At drinks, Saker was able to summarise the classicism of Australia’s approach, and the team’s glee at how India were drawn towards it like, as Richie Benaud used to say, a moth to the flame. “We are most likely to get results if we do bowl a fuller length. It’s been very good this morning but we’ve got a long way to go,” he said. “We got the wickets the way we thought we might get the wickets, we’ve bowled a fuller length and some bouncers to get them back in the crease.
“It was encouraging for both Mitch and Josh that they got the ball to swing. It’s about getting Josh’s body position right … he’s bowled beautifully this morning, as has Mitchell Starc, and it is really encouraging that they are swinging the ball. The other thing very encouraging is Nathan’s first over. We know he’s a big weapon for us and knowing it is spinning on the first day, we can have him at one end and roll the quicks through at the other end.”

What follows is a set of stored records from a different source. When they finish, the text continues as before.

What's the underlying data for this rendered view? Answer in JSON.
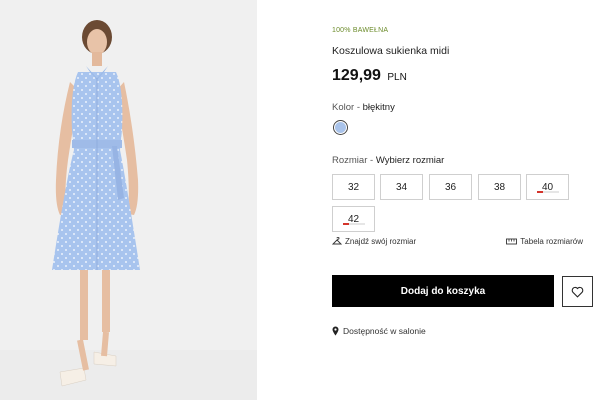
{
  "product": {
    "tag": "100% BAWEŁNA",
    "title": "Koszulowa sukienka midi",
    "price": "129,99",
    "currency": "PLN"
  },
  "color": {
    "label": "Kolor - ",
    "value": "błękitny",
    "swatch_color": "#a9c3ea"
  },
  "size": {
    "label": "Rozmiar - ",
    "value": "Wybierz rozmiar",
    "options": [
      {
        "label": "32",
        "low_stock": false
      },
      {
        "label": "34",
        "low_stock": false
      },
      {
        "label": "36",
        "low_stock": false
      },
      {
        "label": "38",
        "low_stock": false
      },
      {
        "label": "40",
        "low_stock": true
      },
      {
        "label": "42",
        "low_stock": true
      }
    ]
  },
  "links": {
    "find_size": "Znajdź swój rozmiar",
    "size_chart": "Tabela rozmiarów"
  },
  "actions": {
    "add_to_cart": "Dodaj do koszyka"
  },
  "availability": {
    "label": "Dostępność w salonie"
  },
  "colors": {
    "accent_button": "#000000",
    "tag_color": "#6b8b2a",
    "low_stock_bar": "#d4342b"
  }
}
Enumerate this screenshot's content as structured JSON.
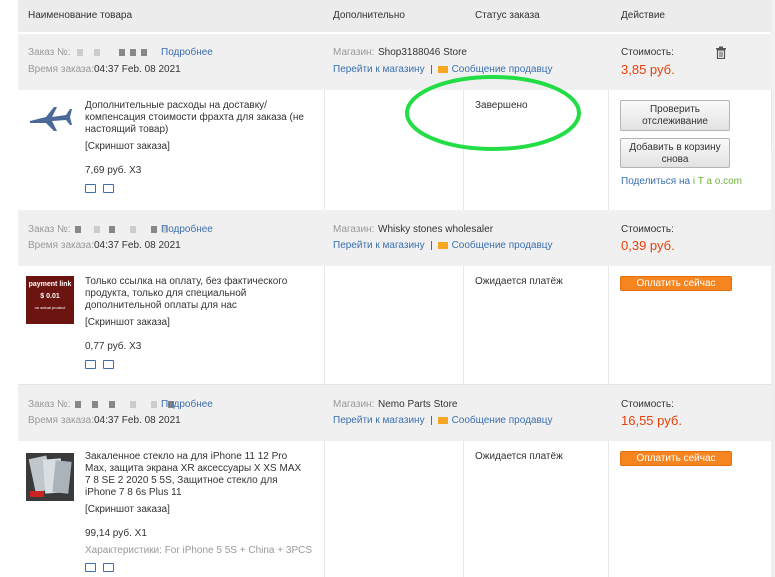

Lyon did indeed bring an additional threat, and after Ajinkya Rahane added his flashing drive to the series of edges and cordon catches, the spinner’s wiles kept momentum with Australia. Paine had referred to the looming “chess match” between both sides in terms of attacking spin bowlers in order to press the quicks back into service, and Lyon found himself on the receiving end of a few choice blows from Rohit Sharma in particular, on the way becoming the first bowler in Test history to concede more than 200 sixes.
Rohit, however, is not exactly known for his judgment in Tests. The ball after a flick to the leg side boundary managed just to travel far enough to prevent Harris from completing a catch on the rope, a harebrained charge down the wicket and swing – feet nowhere near the pitch of Lyon’s drift and drop – had Rohit offering the debutant another, far simpler chance. He wandered off with 37 to his name and more question marks about Test match temperament than ever.
Rishabh Pant suggested little more permanence in his innings, veering between telling hits and eye-watering misses, but he was at least to be dismissed by the best delivery of the day so far. From around the wicket, Lyon extracted turn and bounce from the live grass on the drop-in pitch, extracting the thinnest of edges for Paine to hurl skywards in celebration. After some delay, Kumar Dharmasena raised his finger. These wickets kept Australia in charge despite an ageing ball and the unrelenting heat, even as Pujara crept closer to a meritorious first hundred in Australia.
Amid lengthening shadows and confirmation of 23,802 well-catered spectators, Cummins and Starc whittled down India’s remaining wickets. It was Cummins, alert as ever, who ended Pujara’s stay with a direct hit run out from side on that spoke volumes for the levels of fitness the Australians have cultivated under the coaching of Justin Langer. Every member of the home attack finished the day with two wickets apiece, demonstrating in their teamwork another old fashioned virtue on this day of new beginnings.